By creating a somewhat blank-slate protagonist, Vidal has created a somewhat correspondingly insoluble conundrum. There is nothing wrong with Jim being an inarticulate, non-cerebral character -- after all, even dummies can love and desire deeply. But Vidal has to fill an entire novel with this guy, and the sense of his maturation does not match the life experiences he goes through in the story. Jim has a love affair, he's unsatisfied. He has another, and is still unsatisfied, and on and on. There are moments of surface introspection (if that's not an oxymoron) but, barring Jim's ability to intelligently parse his feelings, Vidal could have solved this problem by spending more time giving us a sense of the confusions in Jim's brain, because, after all, we the readers deserve this if we're going to invest our time and emotions. There is a way to get at confused inner thoughts, but Vidal rarely takes the time to reveal them. I'm not sure if this is because Vidal feared making his character and situation too florid, or if it was simply a function of not being too explicit during a time when the book would undoubtedly be controversial, as it was.

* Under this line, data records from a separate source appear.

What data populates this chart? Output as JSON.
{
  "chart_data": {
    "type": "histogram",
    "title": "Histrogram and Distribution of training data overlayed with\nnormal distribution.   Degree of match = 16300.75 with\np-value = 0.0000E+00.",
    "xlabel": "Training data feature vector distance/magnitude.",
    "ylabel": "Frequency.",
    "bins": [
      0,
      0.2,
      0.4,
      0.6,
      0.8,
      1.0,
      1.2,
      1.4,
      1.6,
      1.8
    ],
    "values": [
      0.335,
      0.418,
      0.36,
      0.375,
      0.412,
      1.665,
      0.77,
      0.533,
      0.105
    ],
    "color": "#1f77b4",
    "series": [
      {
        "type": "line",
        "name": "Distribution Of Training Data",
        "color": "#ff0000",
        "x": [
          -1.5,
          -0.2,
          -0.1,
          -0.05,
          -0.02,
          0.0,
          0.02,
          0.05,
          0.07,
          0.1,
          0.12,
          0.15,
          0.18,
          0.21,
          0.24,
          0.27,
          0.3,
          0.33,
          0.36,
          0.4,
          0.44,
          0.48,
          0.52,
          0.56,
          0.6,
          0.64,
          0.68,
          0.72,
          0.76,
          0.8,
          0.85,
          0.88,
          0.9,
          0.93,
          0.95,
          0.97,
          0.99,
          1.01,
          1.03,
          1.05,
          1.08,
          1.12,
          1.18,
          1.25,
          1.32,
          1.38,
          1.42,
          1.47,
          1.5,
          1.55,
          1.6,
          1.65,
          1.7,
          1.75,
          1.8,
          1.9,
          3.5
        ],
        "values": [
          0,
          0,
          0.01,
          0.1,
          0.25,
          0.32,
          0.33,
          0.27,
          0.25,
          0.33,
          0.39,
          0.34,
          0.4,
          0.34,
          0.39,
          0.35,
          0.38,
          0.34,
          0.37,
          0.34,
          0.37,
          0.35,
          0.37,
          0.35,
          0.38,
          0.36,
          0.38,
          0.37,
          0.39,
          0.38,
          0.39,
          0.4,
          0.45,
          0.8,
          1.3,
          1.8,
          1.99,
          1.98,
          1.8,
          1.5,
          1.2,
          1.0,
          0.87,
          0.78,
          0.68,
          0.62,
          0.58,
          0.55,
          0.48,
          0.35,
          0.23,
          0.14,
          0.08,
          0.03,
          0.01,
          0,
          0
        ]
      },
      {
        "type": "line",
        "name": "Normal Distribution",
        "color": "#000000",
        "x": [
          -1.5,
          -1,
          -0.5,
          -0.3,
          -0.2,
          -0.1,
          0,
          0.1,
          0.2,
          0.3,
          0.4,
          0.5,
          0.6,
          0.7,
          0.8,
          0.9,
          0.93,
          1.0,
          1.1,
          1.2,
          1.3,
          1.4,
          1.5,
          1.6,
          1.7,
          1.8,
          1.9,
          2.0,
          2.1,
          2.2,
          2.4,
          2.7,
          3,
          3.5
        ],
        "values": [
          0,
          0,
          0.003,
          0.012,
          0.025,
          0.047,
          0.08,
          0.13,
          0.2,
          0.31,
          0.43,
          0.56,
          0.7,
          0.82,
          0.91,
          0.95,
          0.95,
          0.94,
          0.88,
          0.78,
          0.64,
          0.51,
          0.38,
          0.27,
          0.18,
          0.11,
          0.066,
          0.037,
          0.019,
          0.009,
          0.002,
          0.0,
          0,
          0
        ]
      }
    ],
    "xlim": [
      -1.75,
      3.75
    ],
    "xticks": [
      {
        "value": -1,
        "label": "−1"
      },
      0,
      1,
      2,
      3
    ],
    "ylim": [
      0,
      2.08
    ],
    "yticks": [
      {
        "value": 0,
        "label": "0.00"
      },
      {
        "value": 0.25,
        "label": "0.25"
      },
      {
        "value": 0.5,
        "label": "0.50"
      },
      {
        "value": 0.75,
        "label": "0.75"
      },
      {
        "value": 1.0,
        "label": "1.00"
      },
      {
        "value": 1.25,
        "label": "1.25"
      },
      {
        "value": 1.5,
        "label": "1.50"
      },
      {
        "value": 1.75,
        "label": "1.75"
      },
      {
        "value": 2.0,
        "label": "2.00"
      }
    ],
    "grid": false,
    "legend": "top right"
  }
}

What the book needed was the French touch, not the Hemingway touch; instead of leaden plot, more poetic feeling. The penny plainness of it all saps the mystery.
Sociologically, though, there are merits therein. The Hollywood and New York parties Vidal describes are fascinating for the explanation of gay codes and the descriptions of the various subsets of gay men: the manly gays versus the more flamboyant queens (the latter being so repugnant to Jim). Also interesting is the desire by many of the gay men to seduce and conquer the straight man, to smoke out the presumed bisexuality that he denies.
While trotting along with yawn-inducing Jim on his adventures, we are introduced at the halfway mark in the book to a jaded young writer named Paul Sullivan -- clearly patterned after Vidal himself -- and all of a sudden the life-essence missing heretofore springs up. Paul is a cerebral, interesting character who has thought profoundly about his situation as both an outsider artistic soul and gay man. In characterizing Paul's plight Vidal hits pay dirt, and I kept saying to myself, "Here's the damned book Vidal should have written! Paul is interesting. Paul thinks interestingly."
The concept of unrequited yearning, longing, of love held in abeyance, of creating and holding an ideal of someone that may or may not jibe with reality; these kinds of feelings expressed in adult fiction are among the primary reasons I read novels. In this book, the idea of futilely sought and elusive happiness is certainly a noble and worthy one, but given its preference of incident over thought during the longueurs, I was not persuaded or moved.
This book was a first and admirable attempt at waking people up, and Vidal chose not to wear his heart on his sleeve too much in writing it -- and it undoubtedly sent a signal to people that they were not alone in the world. That is fine, and even commendable, and the book is a landmark. But landmarks serve a purpose quite apart from art, and acknowledging the importance of the milestone does not make the art immune from criticism. It's a historically interesting book, but for me it is an unsatisfactory work that didn't resonate.